City council opposition to express no confidence in Tallinn Deputy Mayor Kalle Klandorf

  • 2021-02-03
  • BNS/TBT Staff

TALLINN – The Tallinn city council groups of the Social Democratic Party (SDE), Estonian Conservative People's Party (EKRE), Isamaa and Reform Party will initiate a no-confidence motion against Center Party member and Tallinn Deputy Mayor Kalle Klandorf, who suggested that an elderly resident using a walking frame and struggling to move along a city street that had not been cleared of snow take a taxi instead.

On Tuesday evening, the "Reporter" news program of the Kanal 2 television channel showed a segment about an elderly woman, who on her way to a doctor's appointment at the eye clinic of the East-Tallinn Central Hospital was unable to walk along a city center street that had not been cleared of snow and had therefore ended up in a difficult situation, it is said in the joint statement issued by the chairs of the four city council groups.

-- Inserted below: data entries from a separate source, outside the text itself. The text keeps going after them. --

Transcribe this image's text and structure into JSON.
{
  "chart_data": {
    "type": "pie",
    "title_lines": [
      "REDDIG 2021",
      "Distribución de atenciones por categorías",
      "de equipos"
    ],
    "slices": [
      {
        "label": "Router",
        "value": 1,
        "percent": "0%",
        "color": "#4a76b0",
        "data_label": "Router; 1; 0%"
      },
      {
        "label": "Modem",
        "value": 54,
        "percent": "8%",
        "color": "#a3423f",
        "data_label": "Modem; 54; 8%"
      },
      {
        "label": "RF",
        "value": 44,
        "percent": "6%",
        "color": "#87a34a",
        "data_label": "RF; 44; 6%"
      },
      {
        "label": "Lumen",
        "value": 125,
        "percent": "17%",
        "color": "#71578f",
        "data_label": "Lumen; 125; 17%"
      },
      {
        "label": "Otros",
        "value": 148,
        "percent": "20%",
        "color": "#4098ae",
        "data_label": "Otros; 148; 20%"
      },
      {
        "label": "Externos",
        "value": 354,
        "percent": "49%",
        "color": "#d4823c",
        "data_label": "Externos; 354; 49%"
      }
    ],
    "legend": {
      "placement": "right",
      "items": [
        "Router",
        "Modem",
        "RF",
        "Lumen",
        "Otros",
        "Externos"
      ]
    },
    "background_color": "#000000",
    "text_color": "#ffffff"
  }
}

In the same segment, a comment was requested from Deputy Mayor Kalle Klandorf, who is responsible for the field of communal affairs in the capital. Klandorf said that everything is well with the streets and that the elderly woman who got stuck in the snow should instead run her errands by taxi and not try to move on Tallinn streets on foot.

Four parties of the Tallinn city council will jointly initiate a no-confidence motion against Klandorf. "In addition to apologies, the city government also owes well-maintained city streets and leaders capable of empathy, and as Kalle Klandorf does not wish to fulfill that role, we will express no confidence in him," it is said in the joint statement. 

"A heartless and careless attitude towards the weak is not appropriate for the leaders of the Estonian capital, and management of the city with such an attitude cannot continue," chairs of the four party groups said. "The City of Tallinn must ensure that all residents of Tallinn have the opportunity to use public space -- especially the elderly, but also the parents of young children and people with mobility difficulties. The streets of Tallinn do not currently look worthy of a modern European capital."

"In addition to organizing parades of cleaning equipment, Deputy Mayor Klandorf is responsible for ensuring the functioning of the field and supervising when a problem arises. The suggestion that pensioners, why not also children and other pedestrians, take a taxi shows that the city government is in the mood of giving up even after a few days of snowfall," it is said in the joint statement.